Sometimes I wish we could just look at an implementation that's meant to serve a business process and go: "Listen, we gave it a shot, but the technology and developers we have available cannot provide a satisfactory implementation for this, without making the entire thing a liability. Can we simplify the domain instead?"

I've actually tried this in the past (in a more mild form) and it has actually worked - sometimes getting a paragraph or two of changes approved in a 50 page spec can save you weeks of work ahead of time, which you'd otherwise spend because someone didn't realize which parts of the spec are technically unfeasible.

Sometimes it's actually easy to reason about, such as when you're doing a rewrite from AngularJS or something else that's deprecated to something more modern, and can suggest a few simplifications to "prioritize quicker iteration, shipping core features quickly and simplified UX for less friction", which might mean simpler components.

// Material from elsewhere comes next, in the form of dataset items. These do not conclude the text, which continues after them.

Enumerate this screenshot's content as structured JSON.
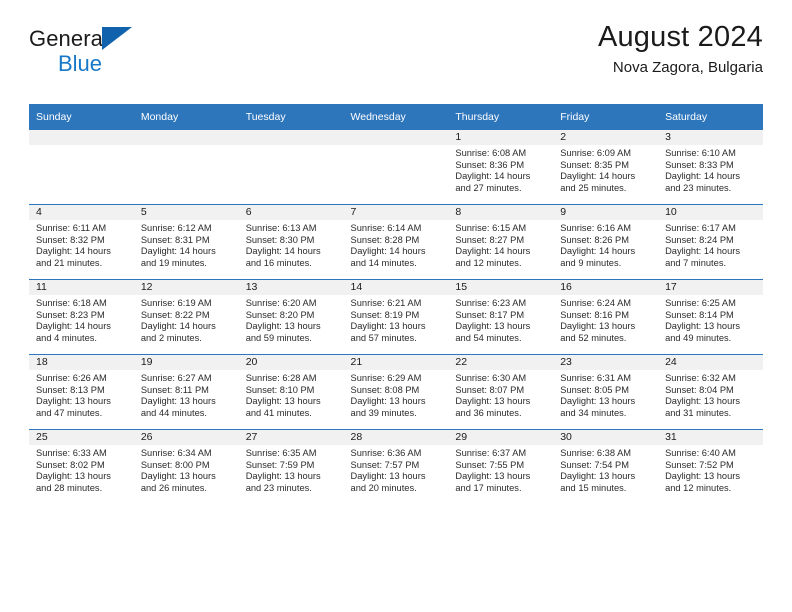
{
  "brand": {
    "name_top": "General",
    "name_bottom": "Blue",
    "triangle_icon": "blue-triangle-logo-icon",
    "color_top": "#1b1b1b",
    "color_bottom": "#1878c8",
    "triangle_color": "#1162ad"
  },
  "header": {
    "title": "August 2024",
    "subtitle": "Nova Zagora, Bulgaria"
  },
  "theme": {
    "header_blue": "#2e76bc",
    "daynum_bg": "#f1f1f1",
    "text": "#1b1b1b"
  },
  "weekdays": [
    "Sunday",
    "Monday",
    "Tuesday",
    "Wednesday",
    "Thursday",
    "Friday",
    "Saturday"
  ],
  "weeks": [
    [
      {
        "day": "",
        "sunrise": "",
        "sunset": "",
        "daylight_line1": "",
        "daylight_line2": ""
      },
      {
        "day": "",
        "sunrise": "",
        "sunset": "",
        "daylight_line1": "",
        "daylight_line2": ""
      },
      {
        "day": "",
        "sunrise": "",
        "sunset": "",
        "daylight_line1": "",
        "daylight_line2": ""
      },
      {
        "day": "",
        "sunrise": "",
        "sunset": "",
        "daylight_line1": "",
        "daylight_line2": ""
      },
      {
        "day": "1",
        "sunrise": "Sunrise: 6:08 AM",
        "sunset": "Sunset: 8:36 PM",
        "daylight_line1": "Daylight: 14 hours",
        "daylight_line2": "and 27 minutes."
      },
      {
        "day": "2",
        "sunrise": "Sunrise: 6:09 AM",
        "sunset": "Sunset: 8:35 PM",
        "daylight_line1": "Daylight: 14 hours",
        "daylight_line2": "and 25 minutes."
      },
      {
        "day": "3",
        "sunrise": "Sunrise: 6:10 AM",
        "sunset": "Sunset: 8:33 PM",
        "daylight_line1": "Daylight: 14 hours",
        "daylight_line2": "and 23 minutes."
      }
    ],
    [
      {
        "day": "4",
        "sunrise": "Sunrise: 6:11 AM",
        "sunset": "Sunset: 8:32 PM",
        "daylight_line1": "Daylight: 14 hours",
        "daylight_line2": "and 21 minutes."
      },
      {
        "day": "5",
        "sunrise": "Sunrise: 6:12 AM",
        "sunset": "Sunset: 8:31 PM",
        "daylight_line1": "Daylight: 14 hours",
        "daylight_line2": "and 19 minutes."
      },
      {
        "day": "6",
        "sunrise": "Sunrise: 6:13 AM",
        "sunset": "Sunset: 8:30 PM",
        "daylight_line1": "Daylight: 14 hours",
        "daylight_line2": "and 16 minutes."
      },
      {
        "day": "7",
        "sunrise": "Sunrise: 6:14 AM",
        "sunset": "Sunset: 8:28 PM",
        "daylight_line1": "Daylight: 14 hours",
        "daylight_line2": "and 14 minutes."
      },
      {
        "day": "8",
        "sunrise": "Sunrise: 6:15 AM",
        "sunset": "Sunset: 8:27 PM",
        "daylight_line1": "Daylight: 14 hours",
        "daylight_line2": "and 12 minutes."
      },
      {
        "day": "9",
        "sunrise": "Sunrise: 6:16 AM",
        "sunset": "Sunset: 8:26 PM",
        "daylight_line1": "Daylight: 14 hours",
        "daylight_line2": "and 9 minutes."
      },
      {
        "day": "10",
        "sunrise": "Sunrise: 6:17 AM",
        "sunset": "Sunset: 8:24 PM",
        "daylight_line1": "Daylight: 14 hours",
        "daylight_line2": "and 7 minutes."
      }
    ],
    [
      {
        "day": "11",
        "sunrise": "Sunrise: 6:18 AM",
        "sunset": "Sunset: 8:23 PM",
        "daylight_line1": "Daylight: 14 hours",
        "daylight_line2": "and 4 minutes."
      },
      {
        "day": "12",
        "sunrise": "Sunrise: 6:19 AM",
        "sunset": "Sunset: 8:22 PM",
        "daylight_line1": "Daylight: 14 hours",
        "daylight_line2": "and 2 minutes."
      },
      {
        "day": "13",
        "sunrise": "Sunrise: 6:20 AM",
        "sunset": "Sunset: 8:20 PM",
        "daylight_line1": "Daylight: 13 hours",
        "daylight_line2": "and 59 minutes."
      },
      {
        "day": "14",
        "sunrise": "Sunrise: 6:21 AM",
        "sunset": "Sunset: 8:19 PM",
        "daylight_line1": "Daylight: 13 hours",
        "daylight_line2": "and 57 minutes."
      },
      {
        "day": "15",
        "sunrise": "Sunrise: 6:23 AM",
        "sunset": "Sunset: 8:17 PM",
        "daylight_line1": "Daylight: 13 hours",
        "daylight_line2": "and 54 minutes."
      },
      {
        "day": "16",
        "sunrise": "Sunrise: 6:24 AM",
        "sunset": "Sunset: 8:16 PM",
        "daylight_line1": "Daylight: 13 hours",
        "daylight_line2": "and 52 minutes."
      },
      {
        "day": "17",
        "sunrise": "Sunrise: 6:25 AM",
        "sunset": "Sunset: 8:14 PM",
        "daylight_line1": "Daylight: 13 hours",
        "daylight_line2": "and 49 minutes."
      }
    ],
    [
      {
        "day": "18",
        "sunrise": "Sunrise: 6:26 AM",
        "sunset": "Sunset: 8:13 PM",
        "daylight_line1": "Daylight: 13 hours",
        "daylight_line2": "and 47 minutes."
      },
      {
        "day": "19",
        "sunrise": "Sunrise: 6:27 AM",
        "sunset": "Sunset: 8:11 PM",
        "daylight_line1": "Daylight: 13 hours",
        "daylight_line2": "and 44 minutes."
      },
      {
        "day": "20",
        "sunrise": "Sunrise: 6:28 AM",
        "sunset": "Sunset: 8:10 PM",
        "daylight_line1": "Daylight: 13 hours",
        "daylight_line2": "and 41 minutes."
      },
      {
        "day": "21",
        "sunrise": "Sunrise: 6:29 AM",
        "sunset": "Sunset: 8:08 PM",
        "daylight_line1": "Daylight: 13 hours",
        "daylight_line2": "and 39 minutes."
      },
      {
        "day": "22",
        "sunrise": "Sunrise: 6:30 AM",
        "sunset": "Sunset: 8:07 PM",
        "daylight_line1": "Daylight: 13 hours",
        "daylight_line2": "and 36 minutes."
      },
      {
        "day": "23",
        "sunrise": "Sunrise: 6:31 AM",
        "sunset": "Sunset: 8:05 PM",
        "daylight_line1": "Daylight: 13 hours",
        "daylight_line2": "and 34 minutes."
      },
      {
        "day": "24",
        "sunrise": "Sunrise: 6:32 AM",
        "sunset": "Sunset: 8:04 PM",
        "daylight_line1": "Daylight: 13 hours",
        "daylight_line2": "and 31 minutes."
      }
    ],
    [
      {
        "day": "25",
        "sunrise": "Sunrise: 6:33 AM",
        "sunset": "Sunset: 8:02 PM",
        "daylight_line1": "Daylight: 13 hours",
        "daylight_line2": "and 28 minutes."
      },
      {
        "day": "26",
        "sunrise": "Sunrise: 6:34 AM",
        "sunset": "Sunset: 8:00 PM",
        "daylight_line1": "Daylight: 13 hours",
        "daylight_line2": "and 26 minutes."
      },
      {
        "day": "27",
        "sunrise": "Sunrise: 6:35 AM",
        "sunset": "Sunset: 7:59 PM",
        "daylight_line1": "Daylight: 13 hours",
        "daylight_line2": "and 23 minutes."
      },
      {
        "day": "28",
        "sunrise": "Sunrise: 6:36 AM",
        "sunset": "Sunset: 7:57 PM",
        "daylight_line1": "Daylight: 13 hours",
        "daylight_line2": "and 20 minutes."
      },
      {
        "day": "29",
        "sunrise": "Sunrise: 6:37 AM",
        "sunset": "Sunset: 7:55 PM",
        "daylight_line1": "Daylight: 13 hours",
        "daylight_line2": "and 17 minutes."
      },
      {
        "day": "30",
        "sunrise": "Sunrise: 6:38 AM",
        "sunset": "Sunset: 7:54 PM",
        "daylight_line1": "Daylight: 13 hours",
        "daylight_line2": "and 15 minutes."
      },
      {
        "day": "31",
        "sunrise": "Sunrise: 6:40 AM",
        "sunset": "Sunset: 7:52 PM",
        "daylight_line1": "Daylight: 13 hours",
        "daylight_line2": "and 12 minutes."
      }
    ]
  ]
}
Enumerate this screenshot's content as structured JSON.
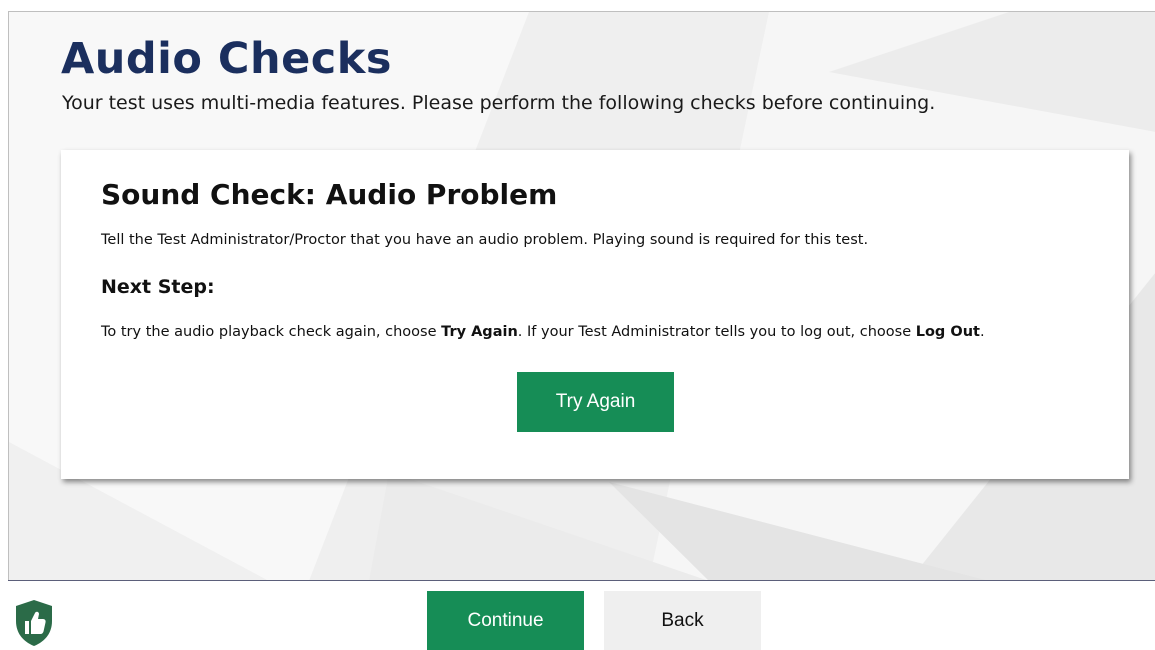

Or you might find yourself in an inflexible domain, having to replicate "the old thing" close to 1:1 which will take way more time than either writing or maintaining it would. There, rewrites don't make that much sense. At that point, if you need more modern elements (runtimes, libraries, frameworks), I'm not even sure what you could feasibly do, aside from setting up a new service and rewriting paths for particular new API endpoints to the less rotten codebase, but that has challenges of its own and can get out of hand.




> Can we simplify the domain instead?"

I can see this working in more mature and healthier orgs, but they’re a minority. As cynical as it sounds, most orgs are dysfunctional meat grinders where you’d get attacked for not having the skills to pull it off, in my experience.

Nobody brings this up for that reason and the madness continues unabated, ensuring the project becomes a slog over the medium/long term with the expectation that most will have moved on before it gets there.

This is also how we run our societies, leaving problems for later so that the next guy/president/generation has to deal with it at the point where it’s impossible to ignore anymore. Instead of much earlier when it requires much less effort and is reversible.